When we take a photograph there’s usually a dim awareness that the result might last forever. On the flipside we might immediately delete it, if we decide it is no good.
If we’re happy enough with it, we hope the passing of time will look kindly on an image. Photographs tend to get more interesting as they gradually become dated, when we can see things which serve to date an image because they are no more: when your Dad had hair, when there was a Woolworths on every high street, when Nottingham Forest were a dominant force in European football. We hope time will make good photos better, or at least more interesting. But if we can’t detect these things it can reduce their impact, make them weaker or boring, which is just as bad.
Time can weaken strong photographs. Working my way through a National Geographic photobook spanning much of the 20th Century and each continent of the globe, it’s surprising how dated, unremarkable and even a little boring a number of the images appear to me now, today, from my point in time of 2017. Clearly there is some remarkable work, but I would say those pictures are in a minority. Flicking through the book, it sort of… sorry – you feel apologetic even thinking it of such a prestigious title – but it sort of underwhelms.
You might have seen that type of photograph of an indigenous African tribe many times before. It is still being taken today, and, sorry, but much better: the detail more punchy and vivid, the colour more vibrant, the lighting more controlled and dynamic.
Places less touched by technology and western styles can seem stuck in time. If there’s nothing that distinguishes it as being of a certain time, there is no virtue in appearing dated, therefore it appears less remarkable. Older pictures tends to mean lower quality pictures.
But the time from which we view images is always significant. Modern readings may be shallow and undereducated if we have less appreciation of the limited equipment photographers were working with across the last century. It is simply easier to take good photographs today than it was in the past. Technological improvements in cameras and smartphones mean little is required of users over basic point and shoot skills, and you can quickly achieve nice results without any deep knowledge. This seems to have been the case for a long time, so it’s easy to forget it wasn’t always so straightforward.
[Read the Composed piece: old photographs and family histories]
As an avid photography consumer in the present, I’m used to seeing social feeds populated with high quality, high resolution images from around the world, and the best from across different eras. Thanks to platforms like Instagram and Twitter we have never been richer when it comes to on-tap consumption of high quality images from the archives of the largest and oldest news publishers and photo agencies.
We also see lavish, supremely high resolution television productions like Planet Earth and Blue Planet which show us breathtaking detail of previously uncharted territories, undocumented species and behaviours.

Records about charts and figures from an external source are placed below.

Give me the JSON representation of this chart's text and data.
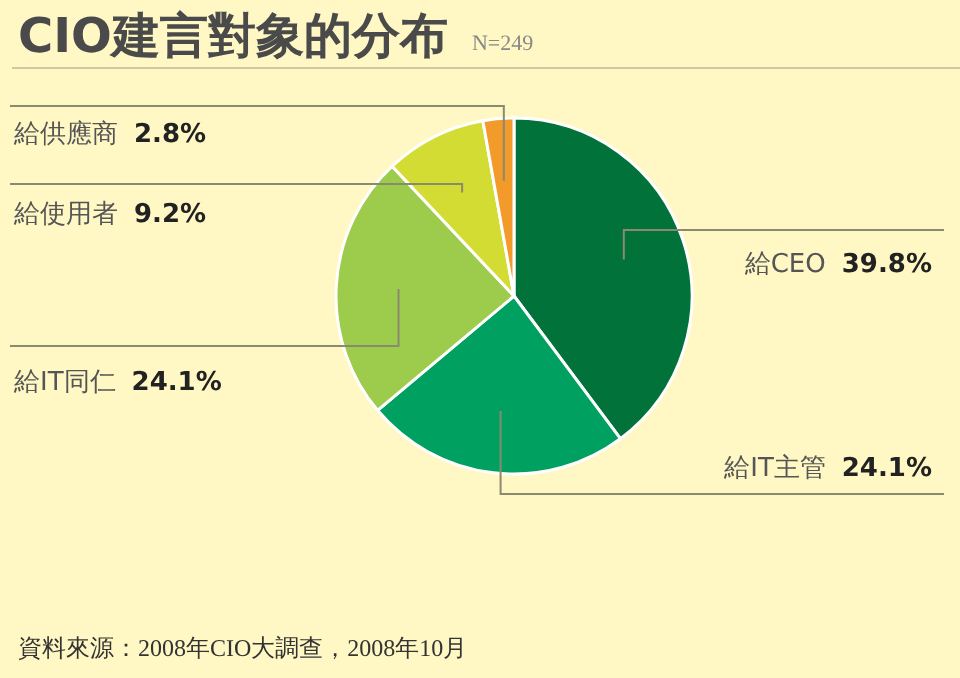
{
  "chart_data": {
    "type": "pie",
    "title": "CIO建言對象的分布",
    "subtitle": "N=249",
    "categories": [
      "給CEO",
      "給IT主管",
      "給IT同仁",
      "給使用者",
      "給供應商"
    ],
    "values": [
      39.8,
      24.1,
      24.1,
      9.2,
      2.8
    ],
    "value_labels": [
      "39.8%",
      "24.1%",
      "24.1%",
      "9.2%",
      "2.8%"
    ],
    "colors": [
      "#00723a",
      "#00a160",
      "#9dcb4b",
      "#d2dc32",
      "#f29a2a"
    ],
    "annotations": [
      "資料來源：2008年CIO大調查，2008年10月"
    ]
  }
}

Such modern riches make us more demanding of older images, and harder to impress with a fairly standard picture of a giraffe. Maybe the resolution looks disagreeably grainy in the printed reproduction on the page; perhaps slow shutter work and motion blur feels sketchy, loose and unsatisfying by the crisp, pin-sharp standards of today.
There’s also the physical aesthetic to take into account when comparing old and new images. I would guess around 90% of pictures we see in a day are viewed on a flat screen: smartphone, laptop, desktop, television. There’s still a place for advertising boards, for newspapers and magazines, but the vast majority of our visual and textual consumption these days is digital.
When looking at a photobook, it’s possible to puzzle over an image thanks to the page fold towards the spine, which can distort and obscure key elements. This can radically change the viewing experience, for good and bad. Reading photobooks is not quite like viewing a framed image. Nor is it like viewing a picture on a screen, where our angle is generally fixed and flat, where a sudden notification popping up on the screen may distract you away in a second.
It’s hard to know how pictures will commonly be reproduced in future. On screens, or projected onto walls or within a new piece of wearable technology. What kind of fine aesthetic nuances could that present when it comes to properly surveying an image, or a series of images, we can never be sure.
We can only hope and trust our images will get more interesting as time goes by, even if only to ourselves. Future people will judge today’s pictures through their own lenses of time, and may be sniffy of our own lowly 2017 standards.